Last month, I saw a set by the Moroccan singer Malika Zarra at the Brooklyn Academy of Music. I was immediately taken not just by the power and subtlety of her vocal delivery, but by her overall concept, which incorporates elements of Moroccan music and American R&B. Zarra cut her teeth in the Paris World Music scene when she was younger, and its strands of American Jazz and African popular music are evident in her music as well. Now based in the New York area, Zarra has shared the stage with a number of notable musicians. Since her concert, I have been listening to her latest release, Berber Taxi (2011 on the Motema Music label), and am enjoying it immensely.
Fusion albums, no matter if by design or happenstance, are always a difficult balancing act.
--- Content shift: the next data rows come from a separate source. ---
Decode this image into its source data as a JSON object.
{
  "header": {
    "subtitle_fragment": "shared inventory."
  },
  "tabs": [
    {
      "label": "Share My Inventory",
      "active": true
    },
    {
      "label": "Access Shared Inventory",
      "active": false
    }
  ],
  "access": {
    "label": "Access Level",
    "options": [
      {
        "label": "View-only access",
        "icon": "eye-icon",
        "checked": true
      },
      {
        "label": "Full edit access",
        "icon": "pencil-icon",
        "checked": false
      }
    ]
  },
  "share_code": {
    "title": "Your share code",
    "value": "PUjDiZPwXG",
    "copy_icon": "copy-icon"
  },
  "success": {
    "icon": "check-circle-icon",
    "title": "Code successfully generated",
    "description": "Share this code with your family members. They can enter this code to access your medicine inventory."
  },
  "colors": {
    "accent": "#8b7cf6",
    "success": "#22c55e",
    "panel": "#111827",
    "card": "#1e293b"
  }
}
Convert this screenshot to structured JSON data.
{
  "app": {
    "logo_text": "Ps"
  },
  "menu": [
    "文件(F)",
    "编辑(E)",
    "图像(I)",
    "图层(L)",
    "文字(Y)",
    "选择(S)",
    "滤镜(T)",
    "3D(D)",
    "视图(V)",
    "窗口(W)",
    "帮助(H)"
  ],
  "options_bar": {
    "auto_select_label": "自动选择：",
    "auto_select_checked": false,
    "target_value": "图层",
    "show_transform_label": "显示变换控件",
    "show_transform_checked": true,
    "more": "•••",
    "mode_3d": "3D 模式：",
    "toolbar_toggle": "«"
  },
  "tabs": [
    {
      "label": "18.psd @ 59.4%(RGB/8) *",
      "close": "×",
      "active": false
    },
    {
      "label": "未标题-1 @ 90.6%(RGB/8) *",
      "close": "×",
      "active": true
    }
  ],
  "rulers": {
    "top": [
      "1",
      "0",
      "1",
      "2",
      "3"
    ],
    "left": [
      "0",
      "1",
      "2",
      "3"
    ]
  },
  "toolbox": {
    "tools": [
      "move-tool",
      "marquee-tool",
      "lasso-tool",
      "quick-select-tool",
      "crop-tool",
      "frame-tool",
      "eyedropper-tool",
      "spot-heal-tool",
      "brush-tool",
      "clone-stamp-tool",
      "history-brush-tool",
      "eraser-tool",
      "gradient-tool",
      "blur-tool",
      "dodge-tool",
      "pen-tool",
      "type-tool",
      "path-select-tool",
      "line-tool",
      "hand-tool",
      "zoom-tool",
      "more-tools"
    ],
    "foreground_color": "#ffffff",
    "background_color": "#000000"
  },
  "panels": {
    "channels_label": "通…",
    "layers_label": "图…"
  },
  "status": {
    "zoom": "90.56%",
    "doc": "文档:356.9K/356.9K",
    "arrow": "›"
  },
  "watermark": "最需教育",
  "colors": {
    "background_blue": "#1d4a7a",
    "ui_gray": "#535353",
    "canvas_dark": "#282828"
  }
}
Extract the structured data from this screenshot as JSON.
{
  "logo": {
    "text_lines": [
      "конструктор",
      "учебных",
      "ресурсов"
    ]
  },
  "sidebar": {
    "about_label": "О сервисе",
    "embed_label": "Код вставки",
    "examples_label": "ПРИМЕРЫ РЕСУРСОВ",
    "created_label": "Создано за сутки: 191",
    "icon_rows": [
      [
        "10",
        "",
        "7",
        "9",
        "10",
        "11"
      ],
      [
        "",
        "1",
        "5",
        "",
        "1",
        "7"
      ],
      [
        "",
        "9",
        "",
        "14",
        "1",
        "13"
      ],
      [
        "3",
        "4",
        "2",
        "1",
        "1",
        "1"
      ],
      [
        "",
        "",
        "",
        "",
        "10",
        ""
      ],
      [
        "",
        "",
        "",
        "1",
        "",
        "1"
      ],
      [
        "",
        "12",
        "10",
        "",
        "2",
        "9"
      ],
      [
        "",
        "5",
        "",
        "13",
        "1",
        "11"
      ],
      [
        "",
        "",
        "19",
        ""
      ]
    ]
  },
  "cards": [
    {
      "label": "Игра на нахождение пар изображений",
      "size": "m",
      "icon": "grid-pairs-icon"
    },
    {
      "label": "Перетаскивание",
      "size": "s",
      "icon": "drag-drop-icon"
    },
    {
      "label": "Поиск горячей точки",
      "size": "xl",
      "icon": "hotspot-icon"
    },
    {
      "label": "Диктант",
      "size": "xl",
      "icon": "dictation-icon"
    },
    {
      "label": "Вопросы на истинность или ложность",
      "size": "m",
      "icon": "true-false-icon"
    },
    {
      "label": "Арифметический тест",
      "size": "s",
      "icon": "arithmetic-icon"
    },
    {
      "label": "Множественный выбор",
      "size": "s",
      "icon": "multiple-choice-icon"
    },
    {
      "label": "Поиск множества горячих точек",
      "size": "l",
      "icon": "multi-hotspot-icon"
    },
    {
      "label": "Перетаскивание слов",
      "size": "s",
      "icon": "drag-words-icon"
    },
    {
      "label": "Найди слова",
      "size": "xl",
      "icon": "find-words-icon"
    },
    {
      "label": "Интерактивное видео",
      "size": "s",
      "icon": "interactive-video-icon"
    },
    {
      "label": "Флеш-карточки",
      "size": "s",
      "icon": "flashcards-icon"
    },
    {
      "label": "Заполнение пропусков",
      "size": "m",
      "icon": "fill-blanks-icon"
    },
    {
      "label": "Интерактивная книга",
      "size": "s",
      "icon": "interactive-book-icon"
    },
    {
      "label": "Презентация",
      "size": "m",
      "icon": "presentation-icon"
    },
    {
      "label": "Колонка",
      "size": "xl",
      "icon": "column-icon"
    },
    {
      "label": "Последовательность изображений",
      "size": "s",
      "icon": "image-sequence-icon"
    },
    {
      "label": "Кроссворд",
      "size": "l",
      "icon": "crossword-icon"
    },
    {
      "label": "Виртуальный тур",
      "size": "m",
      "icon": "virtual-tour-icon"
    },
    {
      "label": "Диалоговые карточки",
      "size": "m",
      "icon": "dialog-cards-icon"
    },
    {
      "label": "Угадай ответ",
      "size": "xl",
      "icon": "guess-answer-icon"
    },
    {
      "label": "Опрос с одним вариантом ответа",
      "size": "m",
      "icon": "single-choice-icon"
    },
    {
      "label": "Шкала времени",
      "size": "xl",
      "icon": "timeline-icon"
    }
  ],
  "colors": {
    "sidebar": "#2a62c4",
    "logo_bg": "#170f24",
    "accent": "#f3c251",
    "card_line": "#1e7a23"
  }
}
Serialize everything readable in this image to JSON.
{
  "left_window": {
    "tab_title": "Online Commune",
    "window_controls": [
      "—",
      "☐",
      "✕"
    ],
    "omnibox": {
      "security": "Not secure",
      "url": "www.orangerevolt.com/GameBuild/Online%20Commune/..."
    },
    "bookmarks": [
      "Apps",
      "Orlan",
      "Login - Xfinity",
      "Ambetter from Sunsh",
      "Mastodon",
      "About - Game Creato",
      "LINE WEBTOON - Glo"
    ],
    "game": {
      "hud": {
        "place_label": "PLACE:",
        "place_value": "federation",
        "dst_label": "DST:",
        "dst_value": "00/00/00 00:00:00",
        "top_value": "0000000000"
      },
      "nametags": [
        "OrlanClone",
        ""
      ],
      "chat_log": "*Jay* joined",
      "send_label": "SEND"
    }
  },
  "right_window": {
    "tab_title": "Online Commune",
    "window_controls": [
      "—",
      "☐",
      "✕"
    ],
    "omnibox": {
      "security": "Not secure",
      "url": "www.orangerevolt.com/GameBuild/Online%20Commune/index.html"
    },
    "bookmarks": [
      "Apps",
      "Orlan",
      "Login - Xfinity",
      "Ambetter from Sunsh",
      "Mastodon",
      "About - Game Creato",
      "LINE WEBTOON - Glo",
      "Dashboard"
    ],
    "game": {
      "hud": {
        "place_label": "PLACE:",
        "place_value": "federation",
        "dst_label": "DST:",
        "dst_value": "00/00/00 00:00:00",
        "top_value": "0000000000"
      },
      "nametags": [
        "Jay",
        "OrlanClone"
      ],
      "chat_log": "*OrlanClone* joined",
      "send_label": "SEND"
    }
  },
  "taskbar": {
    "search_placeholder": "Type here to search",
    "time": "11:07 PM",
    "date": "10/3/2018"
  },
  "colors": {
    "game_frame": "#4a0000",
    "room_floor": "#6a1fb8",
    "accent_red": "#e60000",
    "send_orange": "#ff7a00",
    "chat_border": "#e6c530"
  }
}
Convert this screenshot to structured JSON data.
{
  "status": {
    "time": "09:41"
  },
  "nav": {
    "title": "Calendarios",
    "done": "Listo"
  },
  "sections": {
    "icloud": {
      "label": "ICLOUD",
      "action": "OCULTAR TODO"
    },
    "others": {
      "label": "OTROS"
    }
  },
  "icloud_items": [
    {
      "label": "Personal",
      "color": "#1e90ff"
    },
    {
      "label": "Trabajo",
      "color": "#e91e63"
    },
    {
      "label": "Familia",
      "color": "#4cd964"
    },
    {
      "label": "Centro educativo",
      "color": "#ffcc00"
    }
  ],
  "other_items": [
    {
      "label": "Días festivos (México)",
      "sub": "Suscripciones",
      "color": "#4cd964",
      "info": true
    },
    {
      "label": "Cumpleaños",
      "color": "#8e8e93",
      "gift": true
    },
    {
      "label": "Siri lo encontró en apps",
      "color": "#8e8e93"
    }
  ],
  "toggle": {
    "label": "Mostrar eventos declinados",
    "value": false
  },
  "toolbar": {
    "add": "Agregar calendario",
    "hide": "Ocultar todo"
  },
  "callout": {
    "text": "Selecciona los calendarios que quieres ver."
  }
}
In my experience, mixing musical styles can often seem forced and artificial. On Berber Taxi, Zarra has challenged herself by mixing not just two, but several musical styles. She manages to pull off the tightrope act by making sure her personality comes through no matter what genres she is diving into at any one time. She also has the advantage of being so deeply rooted in many of these genres. Her band is also quite exceptional, bringing in a wide range of influences itself.
Shifting from contemplative and delicate to rambunctious and exuberant, Zarra demonstrates tremendous versatility on her album. Similarly, she sings in French, English, Arabic, and Tamazight (Berber). One of my favorite tracks is the opening number, entitled Tamazight. An afro-pop tour-de-force, Zarra demonstrates both a sultry punch in her lower register and a playfulness at the top of her vocal range.
In contrast to that, Houaria is slower and more groove oriented with a stronger jazz influence. This track also allows her to stretch out a bit more harmonically as she plays with dissonance and tension against the accompaniment of her band.